Hoy he llegado a casa, y la situación ya es insostenible. La frustración y la agonía que sienten cientos de ganaderos, entre ellos mi padre, es inimaginable.
Me entran escalofríos cada vez que mi padre abre la boca para hablar de algo, y es que en estos días solo se habla de una cosa, huelga de transportistas.
Hace unos días se reunieron cientos de ganaderos en la cooperativa de mi pueblo. El tema en cuestión era cómo hacer llegar los miles de litros de leche almacenados hasta Ávila. La tensión se respiraba en el ambiente, y las miradas se quedaban perdidas en el aire, esperando una respuesta, ¿cuándo acabará esta pesadilla?
Nadie alquila camiones, nadie quiere prestar sus servicios, nadie quieres abrir los ojos para ver este caos y poner una solución.
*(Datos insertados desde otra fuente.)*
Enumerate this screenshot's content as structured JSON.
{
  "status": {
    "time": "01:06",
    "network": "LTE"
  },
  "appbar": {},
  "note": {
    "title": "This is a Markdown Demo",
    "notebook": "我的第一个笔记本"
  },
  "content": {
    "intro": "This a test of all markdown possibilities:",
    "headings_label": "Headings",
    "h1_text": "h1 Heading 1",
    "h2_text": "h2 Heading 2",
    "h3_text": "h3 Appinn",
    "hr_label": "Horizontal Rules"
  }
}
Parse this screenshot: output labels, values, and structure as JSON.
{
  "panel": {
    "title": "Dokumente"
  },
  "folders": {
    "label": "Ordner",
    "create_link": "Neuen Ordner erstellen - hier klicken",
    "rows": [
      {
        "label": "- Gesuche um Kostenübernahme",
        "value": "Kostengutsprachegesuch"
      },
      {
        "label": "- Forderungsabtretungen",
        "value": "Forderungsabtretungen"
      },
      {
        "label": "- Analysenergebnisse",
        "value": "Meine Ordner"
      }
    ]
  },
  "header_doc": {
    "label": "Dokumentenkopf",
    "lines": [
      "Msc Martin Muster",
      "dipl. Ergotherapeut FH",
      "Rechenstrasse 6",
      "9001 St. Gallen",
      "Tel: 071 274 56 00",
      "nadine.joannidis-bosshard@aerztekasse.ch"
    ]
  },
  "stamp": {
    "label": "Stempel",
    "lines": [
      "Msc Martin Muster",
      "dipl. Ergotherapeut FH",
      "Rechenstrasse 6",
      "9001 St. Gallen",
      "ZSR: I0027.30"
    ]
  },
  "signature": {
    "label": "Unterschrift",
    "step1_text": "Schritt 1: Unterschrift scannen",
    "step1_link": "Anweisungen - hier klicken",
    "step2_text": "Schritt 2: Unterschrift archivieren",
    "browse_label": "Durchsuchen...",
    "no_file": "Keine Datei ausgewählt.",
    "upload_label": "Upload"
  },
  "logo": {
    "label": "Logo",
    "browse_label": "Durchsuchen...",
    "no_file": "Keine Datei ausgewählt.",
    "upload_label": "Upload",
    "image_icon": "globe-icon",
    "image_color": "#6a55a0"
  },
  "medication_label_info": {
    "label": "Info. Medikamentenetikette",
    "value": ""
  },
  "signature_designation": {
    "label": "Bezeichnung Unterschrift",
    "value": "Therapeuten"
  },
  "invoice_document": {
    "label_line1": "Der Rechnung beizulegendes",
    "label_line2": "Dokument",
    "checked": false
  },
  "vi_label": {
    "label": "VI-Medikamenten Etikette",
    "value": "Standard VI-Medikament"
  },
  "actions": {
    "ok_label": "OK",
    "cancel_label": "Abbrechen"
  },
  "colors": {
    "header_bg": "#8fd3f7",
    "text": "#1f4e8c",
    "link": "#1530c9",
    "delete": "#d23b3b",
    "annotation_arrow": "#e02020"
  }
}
La valentía de estas personas hizo que cientos de trabajadores se armaran de valor para salir a escoltar los camiones cisternas, que de buena fe proporciono la misma cooperativa, para poder llevar esa leche y no sufrir pérdidas irreparables, que siempre azotan a este sector, y que ante cualquier problema es el más desamparado.
La angustia y la impotencia llegaron a su punto más alto cuando la policía, que les escoltó hasta Ávila, se “lavó las manos” cuando las cisternas tenían que entrar dentro de un polígono para descargar la leche, y en donde se encontraban varios piquetes.
La leche, después de un gran sacrificio, llegó a su destino, pero ahora todos se preguntan, ¿Hasta cuándo podremos aguantar esta situación?
Miles de litros de leche se están tirando diariamente al campo, porque es insostenible esta situación, todas las cisternas están llenas de leche y no pueden albergar más.
¿Habrá más camiones que transportar, se acabará la leche?
Necesitamos una solución inmediata, o será peor el remedio que la enfermedad. Miles de familias quedarán sin nada, y habrá que afrontar una verdadera crisis.
Viendo el panorama que estos días azota nuestro país creo que la huelga de un colectivo está haciéndole daño a todo el país. Respeto el derecho a manifestarse y a realizar una huelga, siempre y cuando tus derechos no intercedan en los derechos de los demás, siempre que la libertad individual de cada persona, la libertad de pensamiento, la libertad de libre circulación o simplemente la libertad de decidir que NO quieres hacer huelga, no se vea vulnerada por otras personas.